Two more stories from 2011

I thought I had a couple more, maybe it is the gravity of these stories that made me think there were more.

First up, the movie 30 Minutes or Less and how it was received by the family of the victim of the collar bomb years ago:

“It’s hard for me to grasp how other human beings can take delight and pride in making such a movie and consider it a comedy,” Heid said in an e-mailed response to The Associated Press. Heid asked to respond by e-mail because she wanted to choose her words carefully. “I don’t think it’s funny to laugh at the innocent who are victimized by criminals, who care nothing for human life.”

“Neither the filmmakers nor the stars of `30 Minutes or Less’ were aware of this crime prior to their involvement in the film,” Steve Elzer, the senior vice president who handles media relations for Sony Pictures’ Columbia TriStar Motion Picture Group, said in a statement. “The writers were vaguely familiar with what had occurred and wrote an original screenplay that does not mirror the real-life tragedy.”

And second, if you think back to Abu Ghraib, I don’t remember ever hearing this detail about the ringleader, but now he has been released from military prison:

Graner was an Army Reserve corporal from Uniontown, Pa., when he and six other members of the Maryland-based 372nd Military Police Company were charged in 2004 with abusing detainees at the prison in Iraq. The strongest evidence was photographs of grinning U.S. soldiers posing beside naked detainees stacked in a pyramid or held on a leash.

So not great stories to reflect upon, but items nonetheless.

McDains and small children

You’ve probably heard about this story already.  And no, I’m not talking about the next Batman movie, although I will be discussing that later this week.  McDain’s in Monroeville has banned children under six from coming to their restaurant.

It’s been really funny watching my Facebook feed (I don’t have enough friends yet on Google+) explode with reactions to this.  Some praise it, others want to storm McDain’s with torches and pitchforks.  And as you can imagine, the reactions are drawn along lines of those with and without children.

For the sake of argument, here’s my reaction.  When I was younger, my parent’s were considerate (not to say that they aren’t now, because they are, but they were then as well).  If we could not behave in a mature enough fashion for a venue they wanted to go to, they either got a sitter and went out, just the two of them, or we didn’t go.

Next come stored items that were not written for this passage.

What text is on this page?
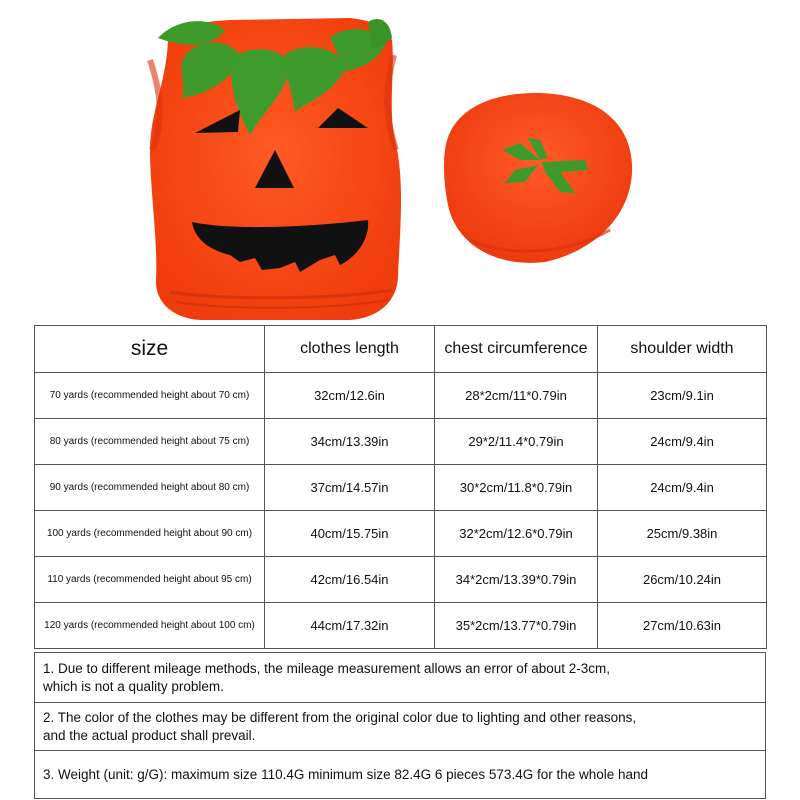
size	clothes length	chest circumference	shoulder width
70 yards (recommended height about 70 cm)	32cm/12.6in	28*2cm/11*0.79in	23cm/9.1in
80 yards (recommended height about 75 cm)	34cm/13.39in	29*2/11.4*0.79in	24cm/9.4in
90 yards (recommended height about 80 cm)	37cm/14.57in	30*2cm/11.8*0.79in	24cm/9.4in
100 yards (recommended height about 90 cm)	40cm/15.75in	32*2cm/12.6*0.79in	25cm/9.38in
110 yards (recommended height about 95 cm)	42cm/16.54in	34*2cm/13.39*0.79in	26cm/10.24in
120 yards (recommended height about 100 cm)	44cm/17.32in	35*2cm/13.77*0.79in	27cm/10.63in
1. Due to different mileage methods, the mileage measurement allows an error of about 2-3cm,
which is not a quality problem.
2. The color of the clothes may be different from the original color due to lighting and other reasons,
and the actual product shall prevail.
3. Weight (unit: g/G): maximum size 110.4G minimum size 82.4G 6 pieces 573.4G for the whole hand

Now, if we went to a place like Chuck E. Cheese or the Ground Round, where you expect to have a “family” atmosphere, and, especially those two, entertainment geared towards children, that is another story.  Chances are, all the kids in the restaurant aren’t mature enough to go to nicer restaurants: that’s why we were where we were.

So, I guess I agree with McDain’s.  And here’s a radical idea.  If you’re not happy with their decision, don’t go there.  You don’t have to storm the place and riot.  You aren’t losing your rights as a person.  For goodness sake, it’s a restaurant at a driving range…in Monroeville.  There are plenty of other options you can go to.  Heck, walk across the street and get an MTO.  I highly recommend the mint chocolate smoothie thing.

Local high school football player killed

A player from my alma mater was gunned down while in North Carolina.

An impromptu vigil was held this afternoon as word spread.  WTAE and GatewayGators.com are both following the story.